Discipline ≠ Willpower
In the previous essay
, I wrote about discipline as the gateway to freedom. That spoke to a lot of people, and some expressed a need to “be stronger” with discipline.
Let’s dig deeper here and get to a more actionable place. It’s one thing to recognize the essential role of discipline, and quite another to consistently live in a disciplined way.
At first glance, it seems as though discipline is one’s strength to resist temptation, to employ sheer determination. Supreme willpower.
That’s not how one achieves discipline in life. This will be good news to anyone who has ever tried sheer willpower to achieve a far-reaching goal. You already know that doesn’t get you far. Willpower does not work.
Willpower can work for a day, or a few days. Even a week. But it does not last. It barely gets you started. It’s short-lived.
Two things need to change to become disciplined in the major areas of your life.
1. Change Your Environment
2. Change Yourself
There you go, that’s all there is to it! Just two, that’s it. 🙂
Environment is the relatively easy part, or at least easier to understand. Remove the temptation, remove the distractions, remove the friction. Be it cookies or tv or social media apps or whatever. Remove anything in your environment that pulls you off track, get rid if it.
That goes for people too, it particularly applies to people. If they’re negative influences (belittling, criticizing, undermining), remove them from your life if at all possible. If they’re family and unremovable, then first talk with them about the problem. Ask for their support. But if they won’t or can’t work with you, then you need to compartmentalize them into sectors of your life outside of your aspirational pursuits. People in genuine need of your care are different, here you need to prioritize with compassion — then based on those priorities, you can compartmentalize proportionally.
The less straightforward part is internal. The problem here is you can’t see reality clearly. Or more precisely, the reality of self identity is deceptive. You’re locked into one perspective, one framework, and think that’s the truth. From any given person’s perspective, truth is what they believe. And beliefs are massively limiting factors.
Your mind is perpetually telling you stories. It’s telling you who you are, how others perceive you (i.e., how you think others perceive you), and defining how you perceive yourself. It’s bullshit, but it feels real. It’s a single all-encompassing narrative presented by that incessant internal voice, all day and all night. It never even occurs to most people to question that voice, we just swim along in the thought stream of our minds. So we accept the picture this voice paints. Why challenge what seems so indisputable?
Even if we’ve learned to question that story through meditation or other practices, it seems so real and dominates our view the other 99% of the time when we’re not in active reflection or analysis mode. It is our de facto perspective on everything, the window through which we perceive. It’s the only channel on the crappy streaming service in our heads.

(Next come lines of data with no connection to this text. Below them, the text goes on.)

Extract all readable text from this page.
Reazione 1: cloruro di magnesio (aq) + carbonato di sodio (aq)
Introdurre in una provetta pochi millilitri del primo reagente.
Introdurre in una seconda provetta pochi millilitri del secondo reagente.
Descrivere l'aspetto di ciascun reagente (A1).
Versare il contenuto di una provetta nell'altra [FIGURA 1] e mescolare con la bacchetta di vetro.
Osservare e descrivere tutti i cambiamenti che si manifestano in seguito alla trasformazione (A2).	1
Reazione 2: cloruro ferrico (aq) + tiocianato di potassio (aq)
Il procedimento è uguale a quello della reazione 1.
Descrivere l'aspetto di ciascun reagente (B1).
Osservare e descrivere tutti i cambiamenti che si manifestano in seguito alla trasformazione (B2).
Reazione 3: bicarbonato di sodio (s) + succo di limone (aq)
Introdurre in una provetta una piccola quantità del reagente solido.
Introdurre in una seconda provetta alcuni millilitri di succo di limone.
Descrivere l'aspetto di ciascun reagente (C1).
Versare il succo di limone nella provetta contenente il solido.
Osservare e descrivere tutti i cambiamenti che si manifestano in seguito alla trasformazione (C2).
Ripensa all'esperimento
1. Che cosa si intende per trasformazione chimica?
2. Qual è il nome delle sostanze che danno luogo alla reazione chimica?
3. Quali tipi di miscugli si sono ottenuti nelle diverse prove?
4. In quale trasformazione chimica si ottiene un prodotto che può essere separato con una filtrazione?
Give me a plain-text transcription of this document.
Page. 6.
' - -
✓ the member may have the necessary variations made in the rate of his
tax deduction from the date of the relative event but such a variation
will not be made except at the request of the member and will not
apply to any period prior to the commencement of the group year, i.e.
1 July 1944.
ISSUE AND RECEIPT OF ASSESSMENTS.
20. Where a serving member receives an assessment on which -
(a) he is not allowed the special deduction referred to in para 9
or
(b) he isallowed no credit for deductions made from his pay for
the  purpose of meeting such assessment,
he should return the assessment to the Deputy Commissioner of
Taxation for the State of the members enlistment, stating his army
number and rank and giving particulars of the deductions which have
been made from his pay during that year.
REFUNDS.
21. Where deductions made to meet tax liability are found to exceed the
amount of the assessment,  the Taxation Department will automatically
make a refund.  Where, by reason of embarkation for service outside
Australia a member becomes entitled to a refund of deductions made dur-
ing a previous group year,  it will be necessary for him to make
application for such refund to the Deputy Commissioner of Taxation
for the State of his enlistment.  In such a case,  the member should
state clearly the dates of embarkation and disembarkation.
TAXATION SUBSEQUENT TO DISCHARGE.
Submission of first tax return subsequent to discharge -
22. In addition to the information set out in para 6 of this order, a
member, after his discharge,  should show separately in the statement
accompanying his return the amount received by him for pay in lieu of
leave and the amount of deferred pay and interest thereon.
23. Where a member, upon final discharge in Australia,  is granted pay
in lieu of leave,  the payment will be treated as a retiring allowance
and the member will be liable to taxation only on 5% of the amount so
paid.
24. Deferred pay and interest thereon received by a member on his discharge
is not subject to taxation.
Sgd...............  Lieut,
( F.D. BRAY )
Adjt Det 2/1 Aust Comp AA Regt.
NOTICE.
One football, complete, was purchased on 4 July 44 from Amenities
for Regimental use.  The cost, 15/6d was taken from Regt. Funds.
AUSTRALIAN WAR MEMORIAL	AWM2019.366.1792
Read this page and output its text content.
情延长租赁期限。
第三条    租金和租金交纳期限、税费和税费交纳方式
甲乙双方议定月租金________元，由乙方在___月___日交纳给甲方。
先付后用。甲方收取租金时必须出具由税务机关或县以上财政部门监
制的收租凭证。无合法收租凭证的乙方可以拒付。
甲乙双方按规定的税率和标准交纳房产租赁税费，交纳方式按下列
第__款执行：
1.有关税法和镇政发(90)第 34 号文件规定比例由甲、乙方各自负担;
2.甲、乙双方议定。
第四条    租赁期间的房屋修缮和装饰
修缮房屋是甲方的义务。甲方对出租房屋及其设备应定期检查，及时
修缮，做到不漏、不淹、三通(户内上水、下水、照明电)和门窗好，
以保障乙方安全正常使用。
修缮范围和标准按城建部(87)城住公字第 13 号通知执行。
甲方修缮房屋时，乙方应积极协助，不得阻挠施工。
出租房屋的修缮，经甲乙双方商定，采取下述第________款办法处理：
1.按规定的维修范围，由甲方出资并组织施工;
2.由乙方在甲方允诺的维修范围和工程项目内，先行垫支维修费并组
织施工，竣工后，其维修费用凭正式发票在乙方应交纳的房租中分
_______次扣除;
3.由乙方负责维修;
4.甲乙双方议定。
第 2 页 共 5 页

That vision we paint of (and for) ourselves can change. We can re-shape it. The most powerful and lasting way to design our behaviors is to re-build this view of ourselves. To re-define who we believe ourselves to be. It’s not easy, but know at the outset this is what we’re striving to achieve.
You need to see yourself as the kind of person who does certain things. That’s just who I am: I’m a non-smoker. I’m an athletic person. I’m a healthy eater. I’m a strategic thinker. I’m a hard-working professional. I’m a caring friend. I’m a loving spouse/parent/son/daughter.
Discipline requires creating the right kind of desire — not just any hope will do here. The desire needs to burn inside of you. Some things we want in life are dreams, and others are obsessions we will die on the hill over. If it matters to you, you must make it the latter. Again, this is something you shape.
When times get tough, we let go of our dreams. However, we all have absolute minimum standards. If we start dropping below these lines, alarms go off — our identity is under assault, we’re at risk of falling to a lower perceived state. When we hit a certain weight, a flag goes up. When income drops below a specific line, it grabs our attention. When important relationships become strained, we’re rattled. In each area of life that matters, we have boundaries that cause red alerts. We need to turn our dreams into those kinds of minimum standards.
Don’t reach for the sky, raise the floor. Systems help us raise the floor, but it’s more than systems — it’s self perception and self identity. (We explored this from another angle in a previous issue’s essay
And give yourself breathing room. Consistent discipline does not mean always being perfect, it’s recovering when you stray. In meditation, when one’s mind inadvertently trails off in thought, we’re trained to gently bring it back to the present without judgment. We apply the same approach to areas of disciplined activity. When we’ve lost our way, we gently bring our behaviors back in line. Don’t beat yourself up, forgive yourself… as long as you’re willing to set the course right again. Focus your energy on coming back to the discipline.
The act of noticing you have strayed and coming back is an achievement, that’s a win. Every time you do it you have succeeded in being disciplined and in control of your life. The straying is not the central element, the recovery is. Practice routinely re-aligning rather than wallowing in guilt and self criticism. The ability to re-align as often as necessary is discipline. THAT is the game, that is success.
Every day, every hour is an opportunity to start fresh on the track of your choosing. You perpetually have a new opportunity to do it right, the game is never lost.